Financial Advisor

Positive Start to the Week But Still Many Unanswered Questions

As London left for the weekend on Friday, ratings agency Fitch was busy downgrading Italy by one notch to A+ (outlook negative) and Spain by two notches to AA- (watch negative). Further warnings for Portugal and Belgium added to the gloom and after a day of what had been relatively positive (from a risk point of view) after a better than expected employment report from the U.S., sentiment soured into the close.

Q3 earnings focus - impact of slowdown on corporate America
In reality, whilst the U.S. data was above expectations a monthly payroll rise of 103k is only at half the level needed to keep the unemployment rate static and hence any relief rally on the back of the data should have been just that – a relief – however the backdrop is still fragile. As the week progresses the focus will move clearly towards equity market sentiment as the Q3 earnings season in the U.S. begins in earnest and the market gets the chance to digest the ‘real’ impact on corporate America of the global economic slowdown that has plagued confidence and consumer spending.

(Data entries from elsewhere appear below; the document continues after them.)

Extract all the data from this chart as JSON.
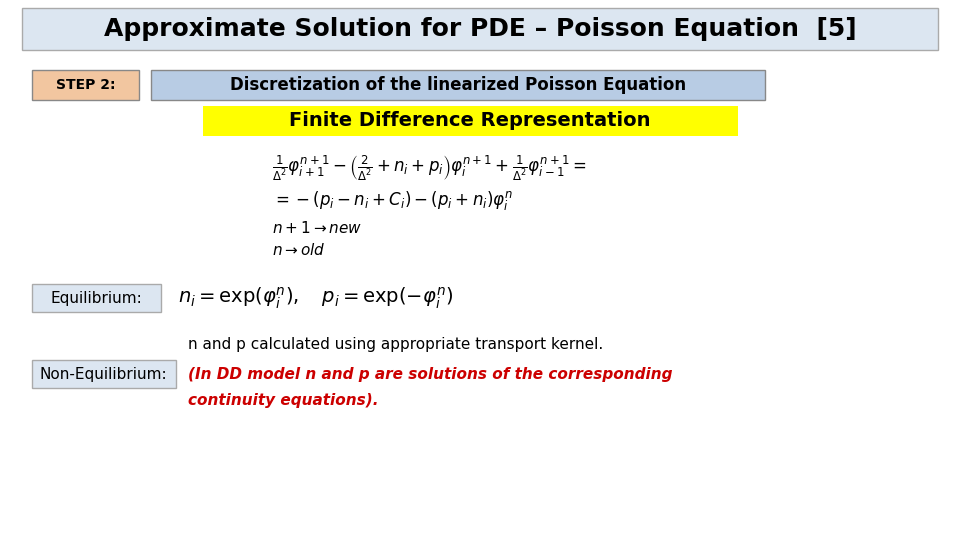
{
  "title": "Approximate Solution for PDE – Poisson Equation  [5]",
  "title_bg": "#dce6f1",
  "title_fontsize": 18,
  "step2_label": "STEP 2:",
  "step2_bg": "#f2c6a0",
  "step2_text": "Discretization of the linearized Poisson Equation",
  "step2_text_bg": "#b8cce4",
  "finite_diff_text": "Finite Difference Representation",
  "finite_diff_bg": "#ffff00",
  "eq1": "$\\frac{1}{\\Delta^2}\\varphi_{i+1}^{n+1} - \\left(\\frac{2}{\\Delta^2} + n_i + p_i\\right)\\varphi_i^{n+1} + \\frac{1}{\\Delta^2}\\varphi_{i-1}^{n+1} =$",
  "eq2": "$= -(p_i - n_i + C_i) - (p_i + n_i)\\varphi_i^n$",
  "eq3": "$n+1 \\rightarrow new$",
  "eq4": "$n \\rightarrow old$",
  "equil_label": "Equilibrium:",
  "equil_label_bg": "#dce6f1",
  "equil_eq": "$n_i = \\exp(\\varphi_i^n), \\quad p_i = \\exp(-\\varphi_i^n)$",
  "noneq_label": "Non-Equilibrium:",
  "noneq_label_bg": "#dce6f1",
  "noneq_text1": "n and p calculated using appropriate transport kernel.",
  "noneq_text2": "(In DD model n and p are solutions of the corresponding",
  "noneq_text3": "continuity equations).",
  "bg_color": "#ffffff",
  "text_color": "#000000",
  "red_color": "#cc0000"
}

Righting the wrongs of the Eurozone
The real news over the weekend however was the Franco German summit where once again Merkel and Sarkozy met with the aim of righting the wrongs of the Eurozone (despite the fact that until now all they have succeeded in doing is ‘writing’ the wrongs of the Eurozone).
Merkel and Sarkozy claimed that they have a plan ready for the G20 summit on 3 November, a plan that “will confront the crisis”.  Germany and France declared their will to turn the Eurozone into a ‘stability union’, agreeing to defend banks, keep Greece in the Eurozone and have joint responsibility for the euro.  Herein lays the issue – responsibility. 

Potential hurdles ahead
Whilst the ‘Merkozy’ plan to solve the banking crisis appears acceptable to them, the market will quickly want comprehensive answers to many questions surrounding the ‘plan’.  Initially a couple of potential hurdles spring to my mind (i) Merkel stated that “EU treaty changes will be required” – This in itself leads to uncertainty as we have witnessed with the ‘agreement’ on the expansion of the flexibility of the EFSF, which was agreed on 21 July and has still not been ratified through the EU national parliaments. (The Slovakian vote will be watched very closely this week in this regard.); (ii) Merkozy has also stated that they have agreed on a bank capital ‘total’. This invites the market to dream up scenarios where the ‘total’ will not be sufficient – much like the EFSF and the concern that it would not be big enough to support Italy or Spain (let alone both); (iii) Finally, in financial markets, three weeks is a very long time and until a plan is announced and the implications can be understood by the markets, uncertainty remains and as I have discussed on many occasions over recent weeks, uncertainty is the biggest drag on confidence and hence global activity at the moment. Fear will remain.
“Mismanagement of Europe’s Sovereign Debt crisis may cause a regional slump worse than a regular recession” – Fiat CEO
Initially, the announcement that there ‘is’ a plan for Europe (and the action taken on Dexia to nationalise and split the bank up), has been seen as a positive for risk assets. As the week progresses I would imagine that the market will begin to need more detail on the proposals and U.S. earnings data will become the key focus for risk assets. On the data front U.S. retail sales and the U.K. employment report will also be keenly watched.